The Problem with Threads

This is an interesting paper and reflects my experience. I feel Go (first appeared in 2009, three years after this paper) provides some of the tools (channels/goroutines/select) needed to tame most concurrency problem, yet retain good performance. And these features are built into the language, as the author suggests. The key in Go is to synchronize access to data in one select statement using channels. Go still gives you all the classic synchronization primitives (mutexes, etc), which are sometimes needed for performance, but should generally be avoided when possible as that is the classic thread model. Stay tuned, more on this in the future …

Quotes:

  • referenced by Richard Hipp: SQLite Frequently Asked Questions
  • “to replace the conventional metaphor a sequence of steps with the notion of a community of interacting entities”
  • Non-homogeneous code; fine-grain, complicated interactions; and pointer-based data structures make this type of program difficult to execute concurrently.
  • I will argue that we must (and can) build concurrent models of computation that are far more deterministic, and that we must judiciously and carefully introduce nondeterminism where needed. Nondeterminism should be explicitly added to programs, and only where needed, as it is in sequential programming. Threads take the opposite approach. They make programs absurdly nondeterministic, and rely on programming style to constrain that nondeterminism to achieve deterministic aims.
  • The message is clear. We should not replace established languages. We should instead build on them. However, building on them using only libraries is not satisfactory. Libraries offer little structure, no enforcement of patterns, and few composable properties.
  • I believe that the right answer is coordination languages. Coordination languages do introduce new syntax, but that syntax serves purposes that are orthogonal to those of established programming languages.
  • Concurrency models with stronger determinism than threads, such as Kahn process networks, CSP, and dataflow, have also been available for a long time. Some of these have led to programming languages, such as Occam [21] (based on CSP), and some have led to domain-specific frameworks, such as YAPI [18]. Most, however, have principally been used to build elaborate process calculi, and have not had much effect on mainstream programming. I believe this can change if these concurrency models are used to define coordination languages rather than replacement languages.
  • Concurrency in software is difficult. However, much of this difficulty is a consequence of the abstractions for concurrency that we have chosen to use. The dominant one in use today for general-purpose computing is threads. But non-trivial multi-threaded programs are incomprehensible humans. It is true that the programming model can be improved through the use of design patterns, better granularity of atomicity (e.g. transactions), improved languages, and formal methods. However, these techniques merely chip away at the unnecessarily enormous nondeterminism of the threading model. The model remains intrinsically intractable.
  • If we expect concurrent programming to be mainstream, and if we demand reliability and predictability from programs, then we must discard threads as a programming model. Concurrent programming models can be constructed that are much more predictable and understandable than threads. They are based on a very simple principle: deterministic ends should be accomplished with deterministic means. Nondeterminism should be judiciously and carefully introduced where needed, and should be explicit in programs. This principle seems obvious, yet it is not accomplished by threads. Threads must be relegated to the engine room of computing, to be suffered only by expert technology providers.

yeah

Threads must be relegated to the engine room of computing, to be suffered only
by expert technology providers.

seems to be exactly what go decided to do.

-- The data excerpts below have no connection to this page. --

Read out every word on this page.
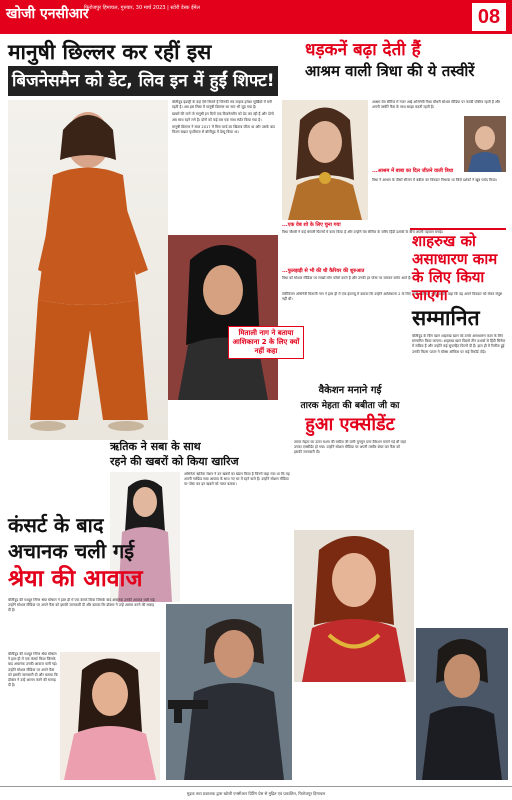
खोजी एनसीआर
फिरोजपुर हिमाचल, गुरुवार, 30 मार्च 2023 | स्टोरी डेस्क ईमेल	08
मानुषी छिल्लर कर रहीं इस
बिजनेसमैन को डेट, लिव इन में हुईं शिफ्ट!

बॉलीवुड इंडस्ट्री के कई ऐसे सितारे हैं जिनकी लव लाइफ हमेशा सुर्खियों में बनी रहती है। अब इस लिस्ट में मानुषी छिल्लर का नाम भी जुड़ गया है।

खबरों की मानें तो मानुषी इन दिनों एक बिजनेसमैन को डेट कर रही हैं और दोनों अब साथ रहने लगे हैं। दोनों को कई बार एक साथ स्पॉट किया गया है।

मानुषी छिल्लर ने साल 2017 में मिस वर्ल्ड का खिताब जीता था और उसके बाद फिल्म सम्राट पृथ्वीराज से बॉलीवुड में डेब्यू किया था।

धड़कनें बढ़ा देती हैं
आश्रम वाली त्रिधा की ये तस्वीरें

आश्रम वेब सीरीज में नजर आईं अभिनेत्री त्रिधा चौधरी सोशल मीडिया पर काफी एक्टिव रहती हैं और अपनी तस्वीरें फैंस के साथ साझा करती रहती हैं।

...आश्रम में बाबा का दिल जीतने वाली त्रिधा

त्रिधा ने आश्रम के तीसरे सीजन में बबीता का किरदार निभाया था जिसे दर्शकों ने खूब पसंद किया।

...एक वेब शो के लिए चुना गया

त्रिधा चौधरी ने कई बंगाली फिल्मों में काम किया है और उन्होंने वेब सीरीज के जरिए हिंदी दर्शकों के बीच अपनी पहचान बनाई।

...फुलझड़ी से भी की थी कैरियर की शुरुआत

त्रिधा को सोशल मीडिया पर लाखों लोग फॉलो करते हैं और उनकी हर पोस्ट पर जमकर कमेंट आते हैं।

मिताली नाग ने बताया आशिकाना 2 के लिए क्यों नहीं कहा

टेलीविजन अभिनेत्री मिताली नाग ने हाल ही में एक इंटरव्यू में बताया कि उन्होंने आशिकाना 2 के लिए हामी क्यों नहीं भरी। उन्होंने कहा कि वह अपने किरदार को लेकर संतुष्ट नहीं थीं।

शाहरुख को असाधारण काम के लिए किया जाएगा
सम्मानित

बॉलीवुड के किंग खान शाहरुख खान को उनके असाधारण काम के लिए सम्मानित किया जाएगा। शाहरुख खान पिछले तीन दशकों से हिंदी सिनेमा में सक्रिय हैं और उन्होंने कई सुपरहिट फिल्में दी हैं। हाल ही में रिलीज हुई उनकी फिल्म पठान ने बॉक्स ऑफिस पर कई रिकॉर्ड तोड़े।

वैकेशन मनाने गई
तारक मेहता की बबीता जी का
हुआ एक्सीडेंट

तारक मेहता का उल्टा चश्मा की बबीता जी यानी मुनमुन दत्ता वैकेशन मनाने गई थीं जहां उनका एक्सीडेंट हो गया। उन्होंने सोशल मीडिया पर अपनी तस्वीर शेयर कर फैंस को इसकी जानकारी दी।

ऋतिक ने सबा के साथ
रहने की खबरों को किया खारिज

अभिनेता ऋतिक रोशन ने उन खबरों का खंडन किया है जिनमें कहा गया था कि वह अपनी गर्लफ्रेंड सबा आजाद के साथ नए घर में रहने वाले हैं। उन्होंने सोशल मीडिया पर पोस्ट कर इन खबरों को गलत बताया।

कंसर्ट के बाद
अचानक चली गई
श्रेया की आवाज

बॉलीवुड की मशहूर सिंगर श्रेया घोषाल ने हाल ही में एक कंसर्ट किया जिसके बाद अचानक उनकी आवाज चली गई। उन्होंने सोशल मीडिया पर अपने फैंस को इसकी जानकारी दी और बताया कि डॉक्टर ने उन्हें आराम करने की सलाह दी है।

बॉलीवुड की मशहूर सिंगर श्रेया घोषाल ने हाल ही में एक कंसर्ट किया जिसके बाद अचानक उनकी आवाज चली गई। उन्होंने सोशल मीडिया पर अपने फैंस को इसकी जानकारी दी और बताया कि डॉक्टर ने उन्हें आराम करने की सलाह दी है।

मुद्रक तथा प्रकाशक द्वारा खोजी एनसीआर प्रिंटिंग प्रेस से मुद्रित एवं प्रकाशित, फिरोजपुर हिमाचल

Go is a tool for developers. The best tools let you shoot yourself in the foot but only after you have jumped through a number of hoops designed to prevent you from doing so.

Concurrency is hard and parallel execution is hard to follow, from programming point of view thinking threads is contrary to how humans think solutions, thread complexity goes up exponentially with number of threads. I can understand execution flow of 2 threads but if there are 4 its orders of magnitude harder. So go’s decision to manage it once for everyone is a good one, this makes less cognitive load on programmers and thats one think less to worry about. low level primitives like threads are not something you wanna design every time you write a new program, I think same about memory management as well. Although putting my embedded hat on and compiler bias, I like rust way of doing it is perhaps more optimized but cost of doing it is higher, GC is good but you are forcing the compute cost to everywhere it will be run, if I can get same benefits during compile, even though its a bit slower process and bit inconvenient. My philosophy is push things to left of software life cycle as much as possible.